給食室のいちにち
『給食室のいちにち』(大塚菜生:著、イシヤマアズサ:イラスト/少年写真新聞社)

 夏休みが終わる。小学生にとって、最後に残りがちな夏休みの宿題が、読書感想文だ。本のチョイスによっても、書きやすさが変わってくる。親としては、わが子にとって相性が良さそうな本を勧めてみたい。

 読書感想文用に人気急増の本がある。『給食室のいちにち』(大塚菜生:著、イシヤマアズサ:イラスト/少年写真新聞社)だ。本書は、小学生にとって非常に馴染み深い「給食室」の様子が描かれた一冊。給食室はどのような構造になっているのか、どういった過程で毎日の給食ができあがるのか、そしてどんな人たちがどんな想いでつくっているのか。

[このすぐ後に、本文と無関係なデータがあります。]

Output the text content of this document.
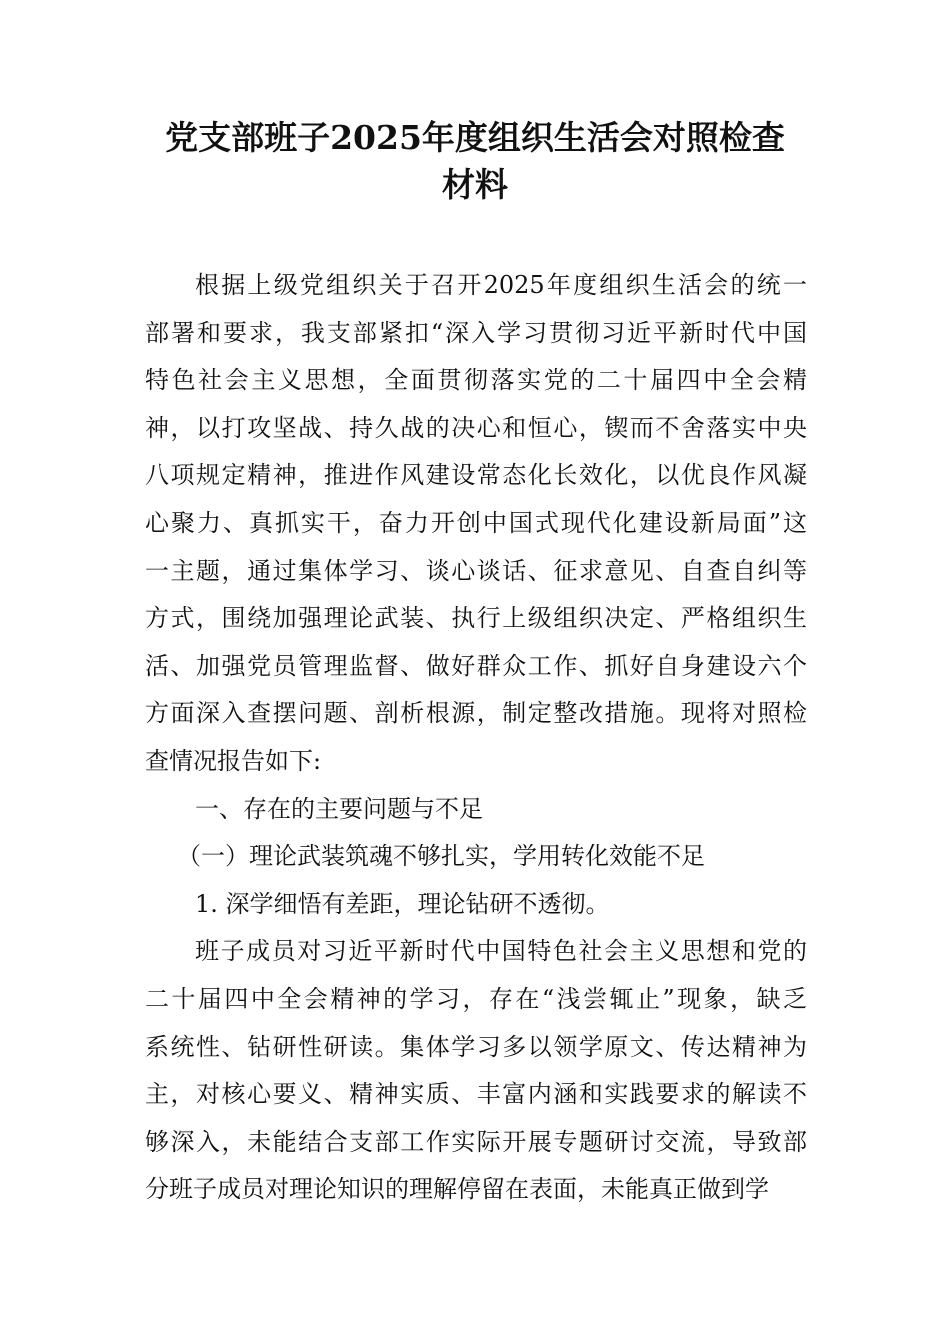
党支部班子2025年度组织生活会对照检查
材料
根据上级党组织关于召开2025年度组织生活会的统一
部署和要求，我支部紧扣“深入学习贯彻习近平新时代中国
特色社会主义思想，全面贯彻落实党的二十届四中全会精
神，以打攻坚战、持久战的决心和恒心，锲而不舍落实中央
八项规定精神，推进作风建设常态化长效化，以优良作风凝
心聚力、真抓实干，奋力开创中国式现代化建设新局面”这
一主题，通过集体学习、谈心谈话、征求意见、自查自纠等
方式，围绕加强理论武装、执行上级组织决定、严格组织生
活、加强党员管理监督、做好群众工作、抓好自身建设六个
方面深入查摆问题、剖析根源，制定整改措施。现将对照检
查情况报告如下:
一、存在的主要问题与不足
（一）理论武装筑魂不够扎实，学用转化效能不足
1. 深学细悟有差距，理论钻研不透彻。
班子成员对习近平新时代中国特色社会主义思想和党的
二十届四中全会精神的学习，存在“浅尝辄止”现象，缺乏
系统性、钻研性研读。集体学习多以领学原文、传达精神为
主，对核心要义、精神实质、丰富内涵和实践要求的解读不
够深入，未能结合支部工作实际开展专题研讨交流，导致部
分班子成员对理论知识的理解停留在表面，未能真正做到学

本書は、病院の給食室での勤務経験がある、児童文学作家であり、食べ物コミックエッセイで人気の画家が、給食室をほんわかした柔らかいタッチながら内容はリアルに描いている。また、文字数が少ない絵本であり、読書が苦手な低学年生でも20分あれば読了できるのも、人気を集める理由のひとつだ。

 さて、本書は主人公の栄養士・山川さんの目線を通じて語られる。現場となるみどり小学校で一緒に働く調理員たち7人は、みんなユニークだ。経歴や国籍、見た目や個性が様々ながらリアリティがあり、「あぁ、こんな人ほんとにいそうだな」と思わせられる。

 給食室で働く人といえば白衣のイメージだが、当然ながら出勤前は私服だ。午前7時30分、学校に着くと体調チェックをし、白衣に着替える。ネットの上に帽子をかぶり、全身にローラーをかけ、ほこりや髪の毛がないか互いにチェックする。手洗いは2回、ブラシを使って爪の先まで綺麗にする。これらの流れが細かく描かれている。

 小学生に人気の給食メニューといえば、やはりカレーライスだ。カレーの肉は透明のビニール袋に入れて運ばれてくる。手作業での異物混入チェック、検温器での温度チェックの様子なども丁寧に描き出されている。8人で450人分のカレーライスをつくるには、役割分担や協力体制が必要だ。チームワークの大切さを感じられる。また、ごはんやカレーが余らないよう、その日の状況によって打ち合わせをしてからつくっていくのが、本書でわかる。

 ルウが入ると、良い匂いがしてきて食欲をそそる。本書で注目してほしいと感じたのは、匂いの描写だ。金色に輝くシルクで作られた帯が幾重にも漂うような描き方がされていて、読んでいて本当にカレーの匂いが香ってくるかのよう。反射的にお腹が鳴る。

 ほとんどの小学生が知らないことも紹介されている。後日食中毒などが起きたときに調べるため50グラムの保存用をビニール袋に入れて2週間保存しておくこと、毎日の給食を最初に食べる人は検食係でもある校長先生であること、返ってきた食器やトレイは1枚ずつ手洗いした後あつあつの風で殺菌乾燥させることなど、こういったトピックも読書感想文で書きやすいそうだ。

 巻末には「給食室マップ」という立体間取り図があり、これをじっくり見ているだけでも「あぁ、野菜は下処理室で処理されて、この窓から給食室に渡されるんだな」「配膳室と洗浄室が繋がっていないのは、食中毒を起こさないためなのかな」など、様々な気付きを得られそうだ。

 20分で読み終えられるものの、読み込もうと思えば何時間でも楽しめる情報量が詰め込まれている本書。読書感想文の書き方は無限にありそうだ。